Most other vitamins and minerals can be gained abundantly through the foods we eat, however this is sadly not the case when it comes to vitamin D. We are not able to get all of the vitamin D we need from food sources alone, which is why some sun exposure or even supplementation may be necessary. However knowing which foods are good sources of vitamin D and increasing these in your diet will definitely help. Here are the top four for you to add to your shopping basket:

  • Eggs. Vitamin D in eggs is found only in the yolks so make sure you eat the entire egg!
  • Oily fish such as salmon, herring, mackerel, sardines and trout. Wild fish has a higher source of vitamin D than farmed fish, however, unfortunately it is farmed fish that is most commonly sold in the UK, but do keep a look out for wild varieties as it is available and far tastier too!
  • Portobello mushrooms. Only mushrooms which are exposed to sunlight when growing are good sources of Vitamin D and Portobello ones are the highest vitamin D source in the mushroom world.
  • Fortified Foods. These include milk, some cereals, yogurts, soya products, cheese and spreads which often have vitamin D added to them. However the amounts of vitamin D present in these types of products can vary.

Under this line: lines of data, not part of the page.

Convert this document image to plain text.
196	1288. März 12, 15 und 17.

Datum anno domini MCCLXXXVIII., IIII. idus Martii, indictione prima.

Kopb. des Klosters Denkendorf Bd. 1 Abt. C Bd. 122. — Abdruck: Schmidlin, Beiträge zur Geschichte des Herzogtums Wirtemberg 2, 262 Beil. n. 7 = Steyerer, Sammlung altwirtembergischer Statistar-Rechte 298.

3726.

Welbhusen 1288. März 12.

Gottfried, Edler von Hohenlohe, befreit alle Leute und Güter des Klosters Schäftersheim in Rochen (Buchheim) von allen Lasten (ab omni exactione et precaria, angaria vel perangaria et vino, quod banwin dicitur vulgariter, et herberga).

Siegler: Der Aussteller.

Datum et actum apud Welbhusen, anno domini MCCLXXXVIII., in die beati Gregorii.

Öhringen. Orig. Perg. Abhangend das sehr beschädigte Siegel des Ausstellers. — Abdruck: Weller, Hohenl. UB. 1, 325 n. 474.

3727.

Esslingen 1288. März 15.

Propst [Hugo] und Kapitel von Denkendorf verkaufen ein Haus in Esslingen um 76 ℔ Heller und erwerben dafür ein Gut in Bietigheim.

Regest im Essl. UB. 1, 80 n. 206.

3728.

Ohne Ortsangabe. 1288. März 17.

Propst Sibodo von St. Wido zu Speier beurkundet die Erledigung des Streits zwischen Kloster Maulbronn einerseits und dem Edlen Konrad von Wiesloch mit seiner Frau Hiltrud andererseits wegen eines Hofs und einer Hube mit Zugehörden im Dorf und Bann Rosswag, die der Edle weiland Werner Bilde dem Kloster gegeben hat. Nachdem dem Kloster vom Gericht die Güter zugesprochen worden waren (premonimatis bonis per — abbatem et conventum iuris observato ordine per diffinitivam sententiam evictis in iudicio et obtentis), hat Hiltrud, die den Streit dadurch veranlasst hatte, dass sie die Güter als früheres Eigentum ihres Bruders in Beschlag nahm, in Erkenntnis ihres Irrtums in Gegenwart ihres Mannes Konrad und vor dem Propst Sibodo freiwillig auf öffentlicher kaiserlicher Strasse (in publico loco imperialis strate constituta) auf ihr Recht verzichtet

Do we need to take a vitamin D supplement?

The Department of Health currently advises that some specific at risk groups should take a vitamin D supplement. They currently recommend that all those aged 65 or over, pregnant and breastfeeding women and those people who get minimal or no sun exposure should take a daily dose of 10 micrograms of vitamin D. Babies and young children aged 6 months to five years should also be taking vitamin D in supplement form (vitamin D drops), with recommended dosage for this age group being 7-8.5 micrograms.

There is however likely to be a change in these guidelines in the next year as they are currently being reviewed. It is very likely that new guidelines will be published advising that ALL UK residents should take a daily 10 microgram vitamin D supplement as a precaution.

We may not be able to change the weather, but we can start to be more proactive in ensuring we take steps to gradually increase our vitamin D levels. Knowing how important sunlight is to our body’s production of vitamin D may even help you justify booking that exotic sunny holiday during the coming winter months!!

NOTE: If you think you may be at risk of vitamin D deficiency then please contact your GP.